Me vienen a la memoria la perrita Laika, el primer ser vivo que viajó al espacio, y Barry, un bello San Bernardo que me mira desde un cromo de la niñez, que rescató a más de 40 personas en los Alpes y al que un monumento inmortaliza en Asnière, cerca de París. “Il sauva la vie à 40 personnes. Il fut tué par le 41ème” dice una inscripción al pie. Conmovedor, ¿no?

¿Conocen algún gato astronauta? ¿Cuando los ha sepultado un alud ha acudido a su rescate algún gato con un tonel de coñac al cuello?

Respetando las preferencias de cada quién y por grande que sea mi debilidad por los perdedores, rotundamente prefiero Idefix, Milú o Snoopy a Silvestre, Tom o El gato con botas.

Una vez hecho el elogio de la especie y volviendo a lo personal, confieso que Pepe ve una vaca y sale huyendo y que si se colara un ladrón en casa correría a esconderse conmigo debajo de la cama. Solo caza lo que cae de la mesa y me cuidaría mucho de prestárselo a ningún invidente al que no quisiera perjudicar.

Ni siquiera me trae el periódico en la boca por las mañanas o devuelve las pelotas que le arrojo, pero no importa. Él no sabe que es un perro y resultaría ridículo exigirle alguna de las habilidades que exhiben sus congéneres mejor informados.

Es un faldero y cumple como tal, como una mantenida.

Así le queremos y así nos quiere, tal como somos, más allá del saldo de nuestra cuenta corriente, el prestigio social y las listas de éxitos. Independientemente de lo que digan los periódicos o de cuál sea el estado del tiempo. Incluso por encima de mis sobornos.

Le admira que a mi voz el pernil aparezca y brinque como por encanto del refrigerador a su boca. Me toma por el mago del jamón en persona con la misma certeza con la que Tintín Jaramillo Samper cree que soy el dueño del Barça porque un día le presté mis tribunas a su abuelo para que lo llevara a ver un partido de futbol.

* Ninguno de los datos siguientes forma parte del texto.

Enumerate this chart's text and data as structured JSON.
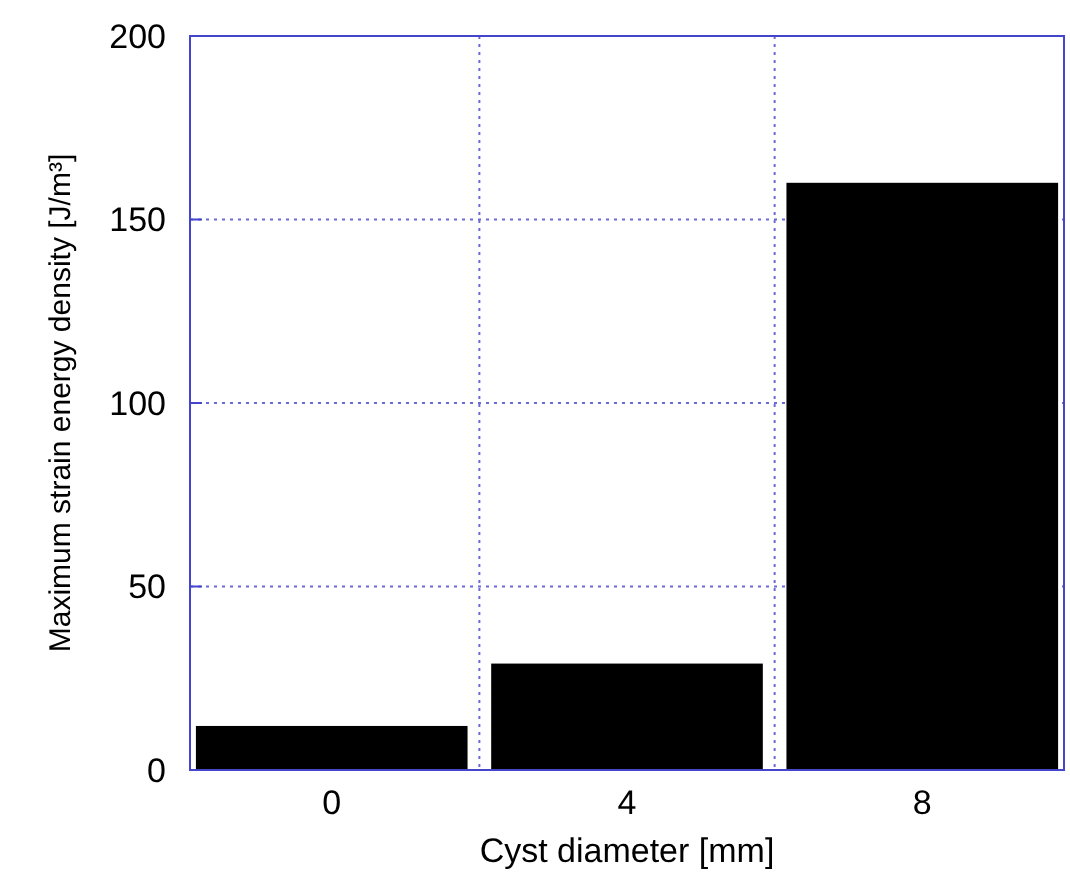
{
  "chart_data": {
    "type": "bar",
    "categories": [
      "0",
      "4",
      "8"
    ],
    "values": [
      12,
      29,
      160
    ],
    "color": "#000000",
    "xlabel": "Cyst diameter [mm]",
    "ylabel": "Maximum strain energy density [J/m³]",
    "ylim": [
      0,
      200
    ],
    "yticks": [
      0,
      50,
      100,
      150,
      200
    ],
    "grid": true
  }
}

Mi perro me ayuda a mantener la salud.

Me saca de casa y me lleva de paseo tres veces al día.

Gracias a él y aunque ambos somos reacios a lo mundano, mantengo una cierta vida social con otros individuos de mi especie a los que, como a mí, sacan sus perros de paseo, y su exótica belleza es un reclamo infalible que hace que simpáticas señoritas se detengan curiosas y nos den conversación.

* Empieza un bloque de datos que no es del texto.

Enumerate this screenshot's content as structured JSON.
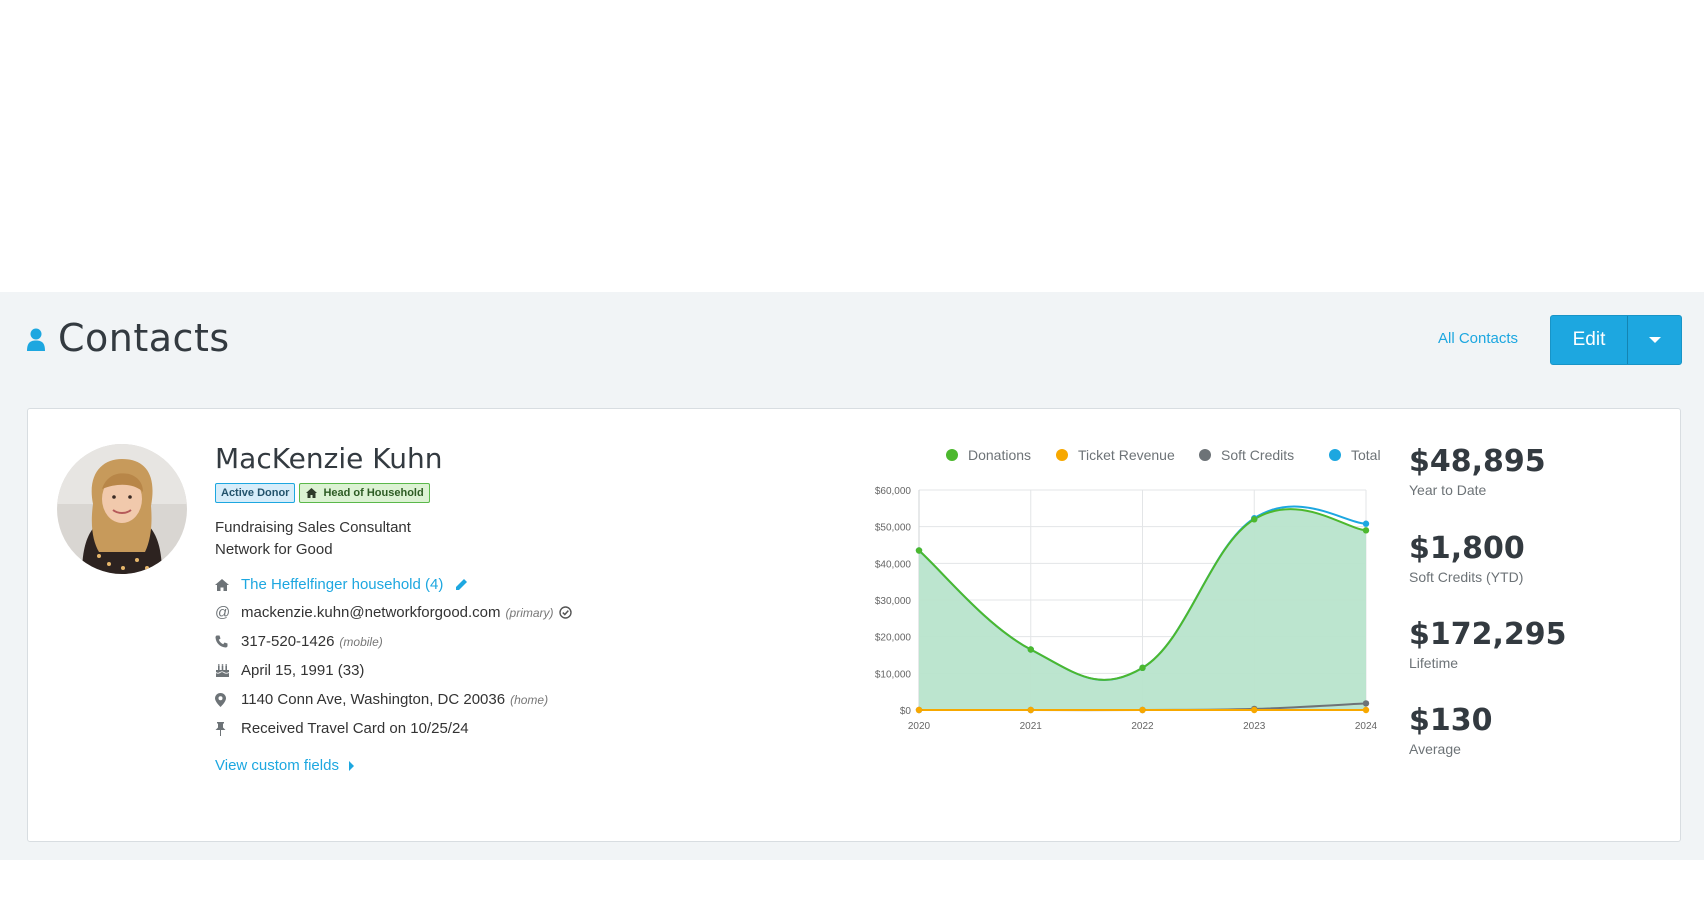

Pepe es todos los perros que tuve y los que de niño no pude tener.

Es los perros de los demás y los que adoptaba en el pueblo en los veranos, chuchos pulgosos que a cambio de la mitad de la merienda se convertían en mi compañero durante las vacaciones.

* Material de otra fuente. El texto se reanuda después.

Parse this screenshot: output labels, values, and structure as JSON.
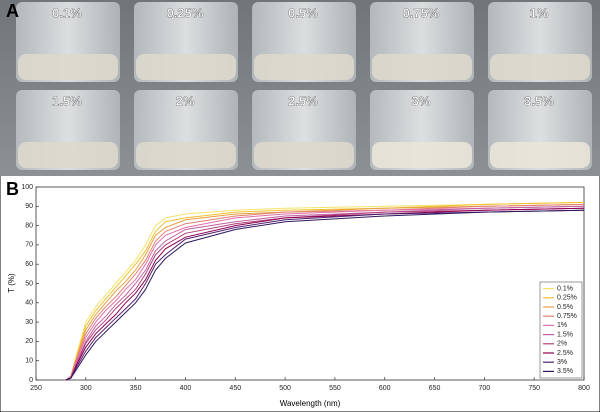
{
  "panel_a": {
    "label": "A",
    "samples": [
      "0.1%",
      "0.25%",
      "0.5%",
      "0.75%",
      "1%",
      "1.5%",
      "2%",
      "2.5%",
      "3%",
      "3.5%"
    ]
  },
  "chart_data": {
    "type": "line",
    "panel_label": "B",
    "xlabel": "Wavelength (nm)",
    "ylabel": "T (%)",
    "x": [
      280,
      285,
      290,
      300,
      310,
      320,
      330,
      340,
      350,
      360,
      370,
      380,
      400,
      450,
      500,
      600,
      700,
      800
    ],
    "xlim": [
      250,
      800
    ],
    "xticks": [
      250,
      300,
      350,
      400,
      450,
      500,
      550,
      600,
      650,
      700,
      750,
      800
    ],
    "ylim": [
      0,
      100
    ],
    "yticks": [
      0,
      10,
      20,
      30,
      40,
      50,
      60,
      70,
      80,
      90,
      100
    ],
    "grid": false,
    "legend": "lower right",
    "series": [
      {
        "name": "0.1%",
        "color": "#f3e36a",
        "values": [
          0,
          2,
          12,
          30,
          38,
          44,
          50,
          56,
          62,
          70,
          80,
          84,
          86,
          88,
          89,
          90,
          91,
          92
        ]
      },
      {
        "name": "0.25%",
        "color": "#f0c030",
        "values": [
          0,
          2,
          11,
          28,
          36,
          42,
          48,
          54,
          60,
          67,
          77,
          82,
          84,
          87,
          88,
          89,
          91,
          92
        ]
      },
      {
        "name": "0.5%",
        "color": "#e8a040",
        "values": [
          0,
          2,
          10,
          26,
          34,
          40,
          46,
          51,
          57,
          65,
          75,
          79,
          83,
          86,
          87,
          89,
          90,
          91
        ]
      },
      {
        "name": "0.75%",
        "color": "#e08070",
        "values": [
          0,
          2,
          10,
          24,
          32,
          38,
          43,
          49,
          55,
          62,
          72,
          77,
          81,
          85,
          87,
          88,
          90,
          91
        ]
      },
      {
        "name": "1%",
        "color": "#e070a8",
        "values": [
          0,
          2,
          9,
          22,
          30,
          36,
          41,
          47,
          52,
          60,
          70,
          75,
          79,
          84,
          86,
          88,
          89,
          90
        ]
      },
      {
        "name": "1.5%",
        "color": "#c060a0",
        "values": [
          0,
          1,
          8,
          20,
          28,
          33,
          39,
          44,
          50,
          57,
          67,
          72,
          78,
          82,
          85,
          87,
          89,
          90
        ]
      },
      {
        "name": "2%",
        "color": "#b0407a",
        "values": [
          0,
          1,
          7,
          19,
          26,
          31,
          37,
          42,
          47,
          55,
          65,
          70,
          76,
          81,
          84,
          87,
          88,
          89
        ]
      },
      {
        "name": "2.5%",
        "color": "#900050",
        "values": [
          0,
          1,
          7,
          17,
          24,
          29,
          34,
          40,
          45,
          52,
          62,
          68,
          74,
          80,
          84,
          86,
          88,
          89
        ]
      },
      {
        "name": "3%",
        "color": "#502070",
        "values": [
          0,
          1,
          6,
          15,
          22,
          27,
          32,
          37,
          42,
          50,
          60,
          65,
          73,
          79,
          83,
          86,
          87,
          88
        ]
      },
      {
        "name": "3.5%",
        "color": "#301860",
        "values": [
          0,
          1,
          5,
          13,
          20,
          25,
          30,
          35,
          40,
          47,
          57,
          63,
          71,
          78,
          82,
          85,
          87,
          88
        ]
      }
    ]
  }
}
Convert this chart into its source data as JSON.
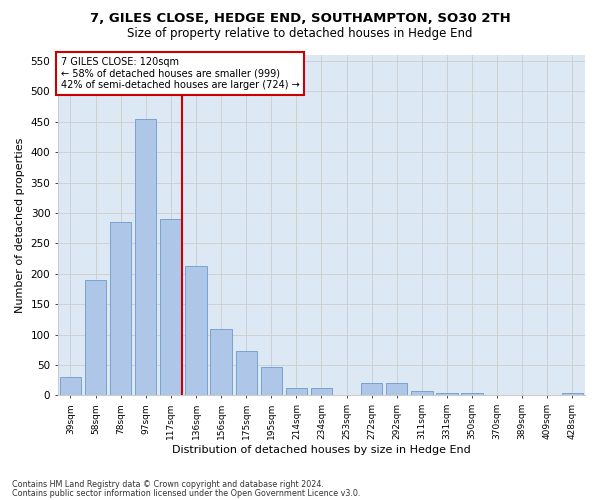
{
  "title": "7, GILES CLOSE, HEDGE END, SOUTHAMPTON, SO30 2TH",
  "subtitle": "Size of property relative to detached houses in Hedge End",
  "xlabel": "Distribution of detached houses by size in Hedge End",
  "ylabel": "Number of detached properties",
  "categories": [
    "39sqm",
    "58sqm",
    "78sqm",
    "97sqm",
    "117sqm",
    "136sqm",
    "156sqm",
    "175sqm",
    "195sqm",
    "214sqm",
    "234sqm",
    "253sqm",
    "272sqm",
    "292sqm",
    "311sqm",
    "331sqm",
    "350sqm",
    "370sqm",
    "389sqm",
    "409sqm",
    "428sqm"
  ],
  "values": [
    30,
    190,
    285,
    455,
    290,
    213,
    110,
    73,
    46,
    12,
    12,
    0,
    20,
    20,
    8,
    4,
    4,
    0,
    0,
    0,
    4
  ],
  "bar_color": "#aec6e8",
  "bar_edge_color": "#5a8fc2",
  "highlight_index": 4,
  "highlight_line_color": "#cc0000",
  "annotation_line1": "7 GILES CLOSE: 120sqm",
  "annotation_line2": "← 58% of detached houses are smaller (999)",
  "annotation_line3": "42% of semi-detached houses are larger (724) →",
  "annotation_box_color": "#ffffff",
  "annotation_box_edge": "#cc0000",
  "ylim": [
    0,
    560
  ],
  "yticks": [
    0,
    50,
    100,
    150,
    200,
    250,
    300,
    350,
    400,
    450,
    500,
    550
  ],
  "grid_color": "#cccccc",
  "background_color": "#dce9f5",
  "footer_line1": "Contains HM Land Registry data © Crown copyright and database right 2024.",
  "footer_line2": "Contains public sector information licensed under the Open Government Licence v3.0.",
  "title_fontsize": 9.5,
  "subtitle_fontsize": 8.5,
  "xlabel_fontsize": 8,
  "ylabel_fontsize": 8
}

Dicen que los dueños se acaban pareciendo a sus perros. Ambos roncamos, a los dos se nos cae el pelo y aparentamos tener peor genio del que tenemos en realidad con la esperanza de que nos dejen tranquilos, así que probablemente con el paso del tiempo se me pondrá cara de besugo, me irritarán las sirenas y mi desconfianza con los uniformes irá en aumento.

Me gusta mi perro porque cuando llego a casa me recibe como a un ser querido que regresara de un largo periplo aunque haya ido a por el pan.

Me gusta porque yo le gusto y me necesita tanto como yo a él.

Me gusta mi perro porque atiende cuando le da la gana. Porque va a su bola. Porque parece un gato.